ワッフルは、朝食のデザートにもなると思い、今日のために頼んで用意してもらったのだ。
いつもは手に持って食べるが、今日はお客様との朝食の席ということもあり、きちんとお皿に置かれてフォークとナイフで食べるようだ。
全員がワッフルの登場に喜んでくれて堪能していると、モアナ様が呟いた。
「これ、、チョコレートソース、、かけたり、、アイスクリーム、、のせたら、、もっと、、美味しそう」
モアナ様の呟きに対して、最初に反応したのはお父様だった。
「ほぅ、それは新しい発想だね。チョコレートソースは想像がつくけど、冷えたアイスクリームも合いそうだと思ったのはどうしてかな?」
冷えたアイスクリームは、アイスクリームだけで食べるものだと誰しもが思っていたことだろう。
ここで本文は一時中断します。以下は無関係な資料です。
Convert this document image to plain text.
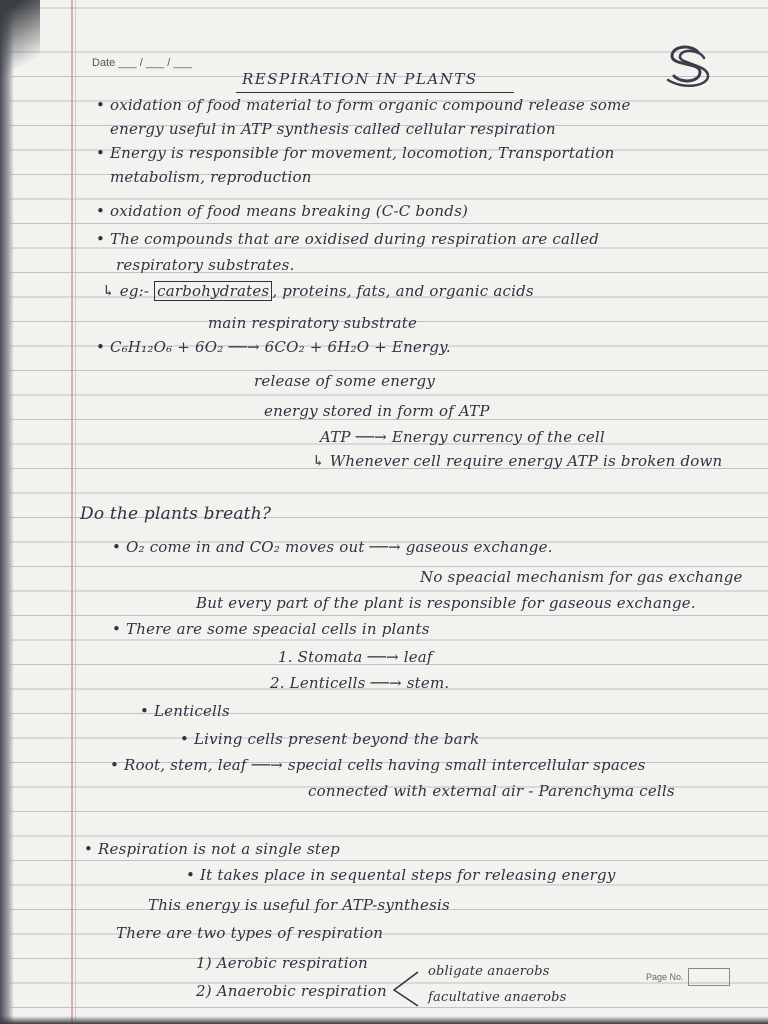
Date ___ / ___ / ___
RESPIRATION IN PLANTS
• oxidation of food material to form organic compound release some
energy useful in ATP synthesis called cellular respiration
• Energy is responsible for movement, locomotion, Transportation
metabolism, reproduction
• oxidation of food means breaking (C-C bonds)
• The compounds that are oxidised during respiration are called
respiratory substrates.
↳ eg:- carbohydrates , proteins, fats, and organic acids
main respiratory substrate
• C₆H₁₂O₆ + 6O₂ ──→ 6CO₂ + 6H₂O + Energy.
release of some energy
energy stored in form of ATP
ATP ──→ Energy currency of the cell
↳ Whenever cell require energy ATP is broken down
Do the plants breath?
• O₂ come in and CO₂ moves out ──→ gaseous exchange.
No speacial mechanism for gas exchange
But every part of the plant is responsible for gaseous exchange.
• There are some speacial cells in plants
1. Stomata ──→ leaf
2. Lenticells ──→ stem.
• Lenticells
• Living cells present beyond the bark
• Root, stem, leaf ──→ special cells having small intercellular spaces
connected with external air - Parenchyma cells
• Respiration is not a single step
• It takes place in sequental steps for releasing energy
This energy is useful for ATP-synthesis
There are two types of respiration
1) Aerobic respiration
2) Anaerobic respiration
obligate anaerobs
facultative anaerobs
Page No.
「温かい、、ワッフルの、、上に、、アイスクリーム、、のせたら、、アイスクリーム、、とけてきて、、ソースに、、なります、、それに、、温かい、、冷たい、、おもしろい、、です」
「ふむふむ、たしかに合うならば面白いね。試してみる価値は......あるか。モアナ嬢、いい意見をありがとう。参考にさせてもらうよ」
「いえ、、恐縮です、、毒見役は、、ぜひ、、わたしに」
「あははっ!ちゃっかりしているところは父君似だね~。さすが、ウェバー伯爵家のお嬢さんだ。もし試す時がきたら、ぜひ味見役をお願いするよ」
「父君似」と聞いて、一瞬止まってしまったモアナ様である。しかし、「味見役」と聞いた瞬間には笑顔になっていた。
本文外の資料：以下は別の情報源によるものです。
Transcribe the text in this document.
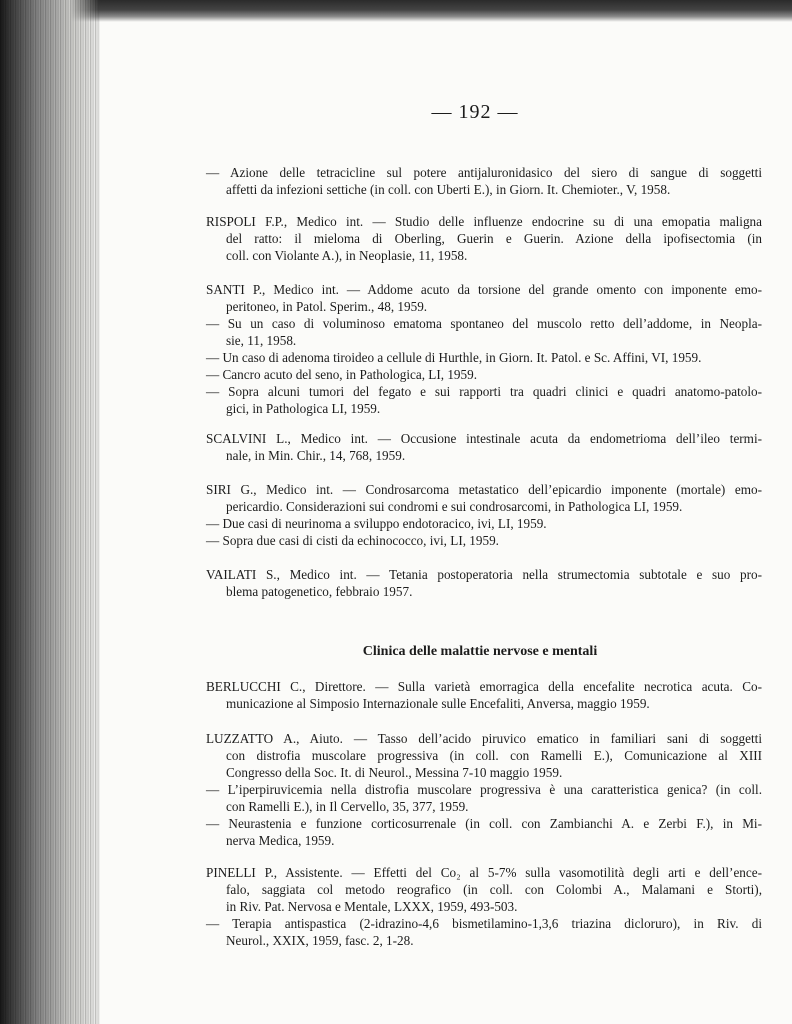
— 192 —
— Azione delle tetracicline sul potere antijaluronidasico del siero di sangue di soggetti
affetti da infezioni settiche (in coll. con Uberti E.), in Giorn. It. Chemioter., V, 1958.
RISPOLI F.P., Medico int. — Studio delle influenze endocrine su di una emopatia maligna
del ratto: il mieloma di Oberling, Guerin e Guerin. Azione della ipofisectomia (in
coll. con Violante A.), in Neoplasie, 11, 1958.
SANTI P., Medico int. — Addome acuto da torsione del grande omento con imponente emo-
peritoneo, in Patol. Sperim., 48, 1959.
— Su un caso di voluminoso ematoma spontaneo del muscolo retto dell’addome, in Neopla-
sie, 11, 1958.
— Un caso di adenoma tiroideo a cellule di Hurthle, in Giorn. It. Patol. e Sc. Affini, VI, 1959.
— Cancro acuto del seno, in Pathologica, LI, 1959.
— Sopra alcuni tumori del fegato e sui rapporti tra quadri clinici e quadri anatomo-patolo-
gici, in Pathologica LI, 1959.
SCALVINI L., Medico int. — Occusione intestinale acuta da endometrioma dell’ileo termi-
nale, in Min. Chir., 14, 768, 1959.
SIRI G., Medico int. — Condrosarcoma metastatico dell’epicardio imponente (mortale) emo-
pericardio. Considerazioni sui condromi e sui condrosarcomi, in Pathologica LI, 1959.
— Due casi di neurinoma a sviluppo endotoracico, ivi, LI, 1959.
— Sopra due casi di cisti da echinococco, ivi, LI, 1959.
VAILATI S., Medico int. — Tetania postoperatoria nella strumectomia subtotale e suo pro-
blema patogenetico, febbraio 1957.
Clinica delle malattie nervose e mentali
BERLUCCHI C., Direttore. — Sulla varietà emorragica della encefalite necrotica acuta. Co-
municazione al Simposio Internazionale sulle Encefaliti, Anversa, maggio 1959.
LUZZATTO A., Aiuto. — Tasso dell’acido piruvico ematico in familiari sani di soggetti
con distrofia muscolare progressiva (in coll. con Ramelli E.), Comunicazione al XIII
Congresso della Soc. It. di Neurol., Messina 7-10 maggio 1959.
— L’iperpiruvicemia nella distrofia muscolare progressiva è una caratteristica genica? (in coll.
con Ramelli E.), in Il Cervello, 35, 377, 1959.
— Neurastenia e funzione corticosurrenale (in coll. con Zambianchi A. e Zerbi F.), in Mi-
nerva Medica, 1959.
PINELLI P., Assistente. — Effetti del Co₂ al 5-7% sulla vasomotilità degli arti e dell’ence-
falo, saggiata col metodo reografico (in coll. con Colombi A., Malamani e Storti),
in Riv. Pat. Nervosa e Mentale, LXXX, 1959, 493-503.
— Terapia antispastica (2-idrazino-4,6 bismetilamino-1,3,6 triazina dicloruro), in Riv. di
Neurol., XXIX, 1959, fasc. 2, 1-28.
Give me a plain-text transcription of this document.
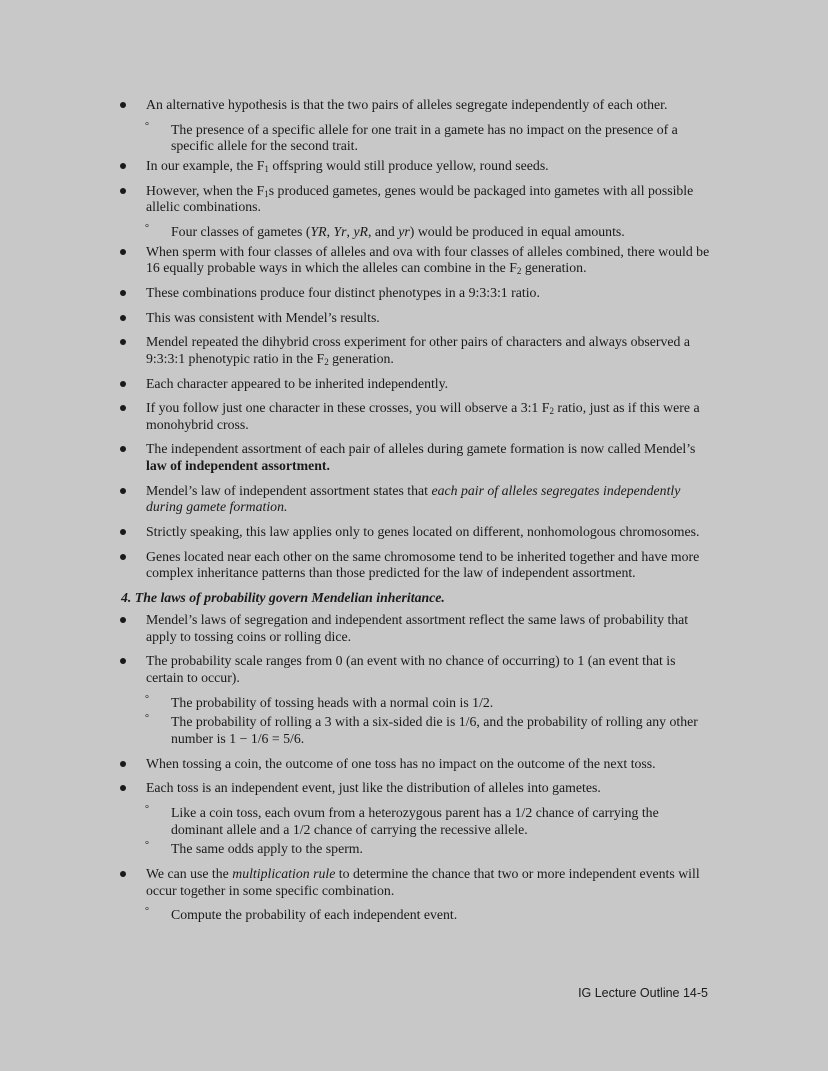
An alternative hypothesis is that the two pairs of alleles segregate independently of each other.
° The presence of a specific allele for one trait in a gamete has no impact on the presence of a specific allele for the second trait.
In our example, the $F_1$ offspring would still produce yellow, round seeds.
However, when the $F_1s$ produced gametes, genes would be packaged into gametes with all possible allelic combinations.
° Four classes of gametes (YR, Yr, yR, and yr) would be produced in equal amounts.
When sperm with four classes of alleles and ova with four classes of alleles combined, there would be 16 equally probable ways in which the alleles can combine in the $F_2$ generation.
These combinations produce four distinct phenotypes in a 9:3:3:1 ratio.
This was consistent with Mendel’s results.
Mendel repeated the dihybrid cross experiment for other pairs of characters and always observed a 9:3:3:1 phenotypic ratio in the $F_2$ generation.
Each character appeared to be inherited independently.
If you follow just one character in these crosses, you will observe a 3:1 $F_2$ ratio, just as if this were a monohybrid cross.
The independent assortment of each pair of alleles during gamete formation is now called Mendel’s law of independent assortment.
Mendel’s law of independent assortment states that each pair of alleles segregates independently during gamete formation.
Strictly speaking, this law applies only to genes located on different, nonhomologous chromosomes.
Genes located near each other on the same chromosome tend to be inherited together and have more complex inheritance patterns than those predicted for the law of independent assortment.
4. The laws of probability govern Mendelian inheritance.
Mendel’s laws of segregation and independent assortment reflect the same laws of probability that apply to tossing coins or rolling dice.
The probability scale ranges from 0 (an event with no chance of occurring) to 1 (an event that is certain to occur).
° The probability of tossing heads with a normal coin is 1/2.
° The probability of rolling a 3 with a six-sided die is 1/6, and the probability of rolling any other number is 1 − 1/6 = 5/6.
When tossing a coin, the outcome of one toss has no impact on the outcome of the next toss.
Each toss is an independent event, just like the distribution of alleles into gametes.
° Like a coin toss, each ovum from a heterozygous parent has a 1/2 chance of carrying the dominant allele and a 1/2 chance of carrying the recessive allele.
° The same odds apply to the sperm.
We can use the multiplication rule to determine the chance that two or more independent events will occur together in some specific combination.
° Compute the probability of each independent event.
IG Lecture Outline 14-5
その後も楽しく談笑していると、ネオを抱いたお母様が現れた。
初めて家族と公爵邸の使用人以外を見たネオは、大きな瞳をキョトンとさせていたが、泣くこともなくすぐに慣れたようだった。
「抱っこしてあげて」と、お母様がみんなに勧めたため、あっという間にネオを抱いたお母様の周りには、みんなが集まる。もちろん、私もお父様も。
「かわいい!かわいい!」と歓声が沸くなか、フレイム様とシャーマ様、そしてミレーネ様は妹がいるからか慣れた手つきでネオを抱っこしている。
スカーレット様とモアナ様は初めて赤ちゃんを抱っこするようで、おぼつかない手つきながらもフレイム様とシャーマ様に教えてもらいながら抱っこしてくれた。
朝食の席では緊張していたミレーネ様も、とても楽しそうに笑ってくれている。
「ネオは、みんなを笑顔にする天才ね!!」
と、姉バカっぷりも披露してしまった私である。